Esos primeros años de mi vida siguen siendo en mi memoria como un sueño fascinante y perfecto. Exploraba la naturaleza cada día, descubría la trabajosa jornada de las hormigas, los gestos solemnes del tatadiós, las inmensas bandadas de libélulas antes de la lluvia, el persistente llamado de los grillos y, sobre todo, la danza hipnótica de las luciérnagas. Me pasaba todos los crepúsculos, a partir de octubre, observando ese mar de luces que flotaba sobre el campo. Supongo que ofrecía un espectáculo raro. Un niño de 3 años parado en la galería mirando hacia la noche en silencio.

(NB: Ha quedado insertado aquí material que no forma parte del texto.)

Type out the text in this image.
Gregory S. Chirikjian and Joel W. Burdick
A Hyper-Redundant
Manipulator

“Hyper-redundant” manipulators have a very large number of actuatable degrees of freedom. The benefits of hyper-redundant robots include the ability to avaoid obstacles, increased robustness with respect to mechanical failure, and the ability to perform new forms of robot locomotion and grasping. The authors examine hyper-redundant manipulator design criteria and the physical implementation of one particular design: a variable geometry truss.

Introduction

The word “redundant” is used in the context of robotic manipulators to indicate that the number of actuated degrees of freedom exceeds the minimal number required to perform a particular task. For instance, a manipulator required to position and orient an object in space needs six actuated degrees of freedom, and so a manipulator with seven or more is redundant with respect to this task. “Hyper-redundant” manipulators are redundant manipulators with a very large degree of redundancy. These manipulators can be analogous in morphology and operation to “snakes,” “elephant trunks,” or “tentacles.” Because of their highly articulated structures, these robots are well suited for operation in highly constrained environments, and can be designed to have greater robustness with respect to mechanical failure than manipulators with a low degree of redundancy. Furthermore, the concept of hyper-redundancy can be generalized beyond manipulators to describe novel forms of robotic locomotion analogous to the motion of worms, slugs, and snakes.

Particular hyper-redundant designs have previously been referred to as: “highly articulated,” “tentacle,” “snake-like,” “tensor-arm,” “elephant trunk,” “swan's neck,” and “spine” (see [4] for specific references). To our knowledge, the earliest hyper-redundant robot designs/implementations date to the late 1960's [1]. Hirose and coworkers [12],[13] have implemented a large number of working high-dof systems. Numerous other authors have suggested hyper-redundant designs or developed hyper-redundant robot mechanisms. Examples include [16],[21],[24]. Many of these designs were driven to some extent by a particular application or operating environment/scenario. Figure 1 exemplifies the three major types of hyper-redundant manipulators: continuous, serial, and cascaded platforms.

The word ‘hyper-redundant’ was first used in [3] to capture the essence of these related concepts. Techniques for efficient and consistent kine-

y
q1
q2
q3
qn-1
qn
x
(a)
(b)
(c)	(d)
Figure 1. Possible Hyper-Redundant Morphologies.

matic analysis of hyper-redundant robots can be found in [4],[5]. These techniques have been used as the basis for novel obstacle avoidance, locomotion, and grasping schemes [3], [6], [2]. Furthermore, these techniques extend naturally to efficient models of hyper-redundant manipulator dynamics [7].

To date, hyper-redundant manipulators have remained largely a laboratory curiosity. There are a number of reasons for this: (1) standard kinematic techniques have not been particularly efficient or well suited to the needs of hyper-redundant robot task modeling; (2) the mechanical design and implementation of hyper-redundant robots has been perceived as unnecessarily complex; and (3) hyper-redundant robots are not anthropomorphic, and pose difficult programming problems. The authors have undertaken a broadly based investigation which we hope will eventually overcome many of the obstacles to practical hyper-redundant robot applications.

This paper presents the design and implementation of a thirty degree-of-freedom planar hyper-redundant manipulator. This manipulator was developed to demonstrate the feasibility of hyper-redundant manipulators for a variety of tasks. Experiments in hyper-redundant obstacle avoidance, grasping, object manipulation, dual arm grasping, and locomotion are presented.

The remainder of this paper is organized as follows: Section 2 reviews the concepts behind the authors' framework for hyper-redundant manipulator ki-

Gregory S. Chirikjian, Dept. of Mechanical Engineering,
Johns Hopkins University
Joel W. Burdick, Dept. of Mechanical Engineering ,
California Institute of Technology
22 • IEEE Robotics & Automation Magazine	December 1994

Como era de esperarse, hubo también algunos contratiempos. Un día, por ejemplo, me caí en un hormiguero y volví a la casa cubierto de cientos de bichos desorientados que, por mi inagotable fortuna o porque no atinaron ni a defenderse, nunca me picaron. Mi madre me puso bajo la bomba del pozo y el agua helada me liberó de tan enojoso ropaje. Soñé con hormigas durante 12 meses.

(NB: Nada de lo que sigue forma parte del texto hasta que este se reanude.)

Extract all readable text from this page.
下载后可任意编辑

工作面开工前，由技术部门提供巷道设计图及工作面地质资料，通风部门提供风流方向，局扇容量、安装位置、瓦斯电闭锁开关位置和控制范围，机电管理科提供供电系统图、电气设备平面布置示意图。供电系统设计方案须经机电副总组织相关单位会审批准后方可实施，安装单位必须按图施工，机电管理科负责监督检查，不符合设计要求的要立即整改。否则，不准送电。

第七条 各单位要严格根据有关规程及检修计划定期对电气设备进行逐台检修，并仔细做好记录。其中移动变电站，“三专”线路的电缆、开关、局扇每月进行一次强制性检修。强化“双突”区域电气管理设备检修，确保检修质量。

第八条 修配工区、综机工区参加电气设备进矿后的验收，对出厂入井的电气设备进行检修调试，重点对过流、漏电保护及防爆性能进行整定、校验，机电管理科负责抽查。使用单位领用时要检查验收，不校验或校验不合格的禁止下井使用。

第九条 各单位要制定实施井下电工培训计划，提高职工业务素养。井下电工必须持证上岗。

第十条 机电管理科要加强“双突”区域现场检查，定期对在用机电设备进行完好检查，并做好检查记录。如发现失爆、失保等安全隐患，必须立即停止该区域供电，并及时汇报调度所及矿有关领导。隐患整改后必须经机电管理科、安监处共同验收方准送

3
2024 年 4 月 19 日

En otra ocasión, regresábamos de no sé donde, a pie por la calle de tierra, cuando un enorme pastor alemán salió corriendo de una casa y me derribó. Caí boca abajo y –contaría luego mi madre– el animal me lanzó al cuello su boca enfurecida de dientes. De pronto, se detuvo. Su olfato, ese olfato imposible de los canes, le informó que yo no sentía miedo. Más aún, me reía a carcajadas. Lógico. Estaba acostumbrado a jugar y revolcarme con mis perros y, además, sus bigotes me hacían cosquillas. Desconcertado, empezó a lamerme. Eso me divirtió todavía más. Su humor mutó, se puso a mover la cola y por fin atendió los llamados desesperados de su dueña. Otra habría sido la historia si hubiera caído boca arriba. Así es la vida a veces. Cara o ceca.
La llegada de mi hermano Mariano fue una bendición. Tendría pronto un compañero de andanzas, no siempre saludables. Mi padre desarmaba su Heinkel una vez al mes para mantenerlo a punto, y colocaba el único asiento del coche en el living, apoyado contra el gran ventanal. Un día estábamos los dos hamacándonos en la butaca, cuando el vaivén se nos fue de las manos, el asiento volcó hacia atrás, destrozó el ventanal y terminó en la galería. Yo logré saltar a tiempo. Pero Mariano, no. Al ver el desastre, mi pobre madre esperaba lo peor. Pero mi hermano, rodeado de vidrios, no había sufrido ni un rasguño. Se dijo desde entonces que tenía un Dios aparte. Doy fe.
Me expulsaron de ese paraíso a los 6 años para mandarme a la escuela, y regresamos a la gran ciudad, donde viviría las siguientes 5 décadas.
El año pasado me fui a vivir a una casita rodeada de árboles y pájaros. Aunque deseaba ese cambio, me preocupaba mucho extrañar mi barrio, mi antigua morada, mis viejos conocidos. Pero el 16 de octubre de 2015, tras una mudanza épica, me senté en la galería de mi nueva casa al atardecer, para charlar y descansar. Entonces vi algo junto al sauce. Unas luces que bailaban en la oscuridad. Eran mis luciérnagas. Descubrí así que no me había ido de mi barrio. Había vuelto.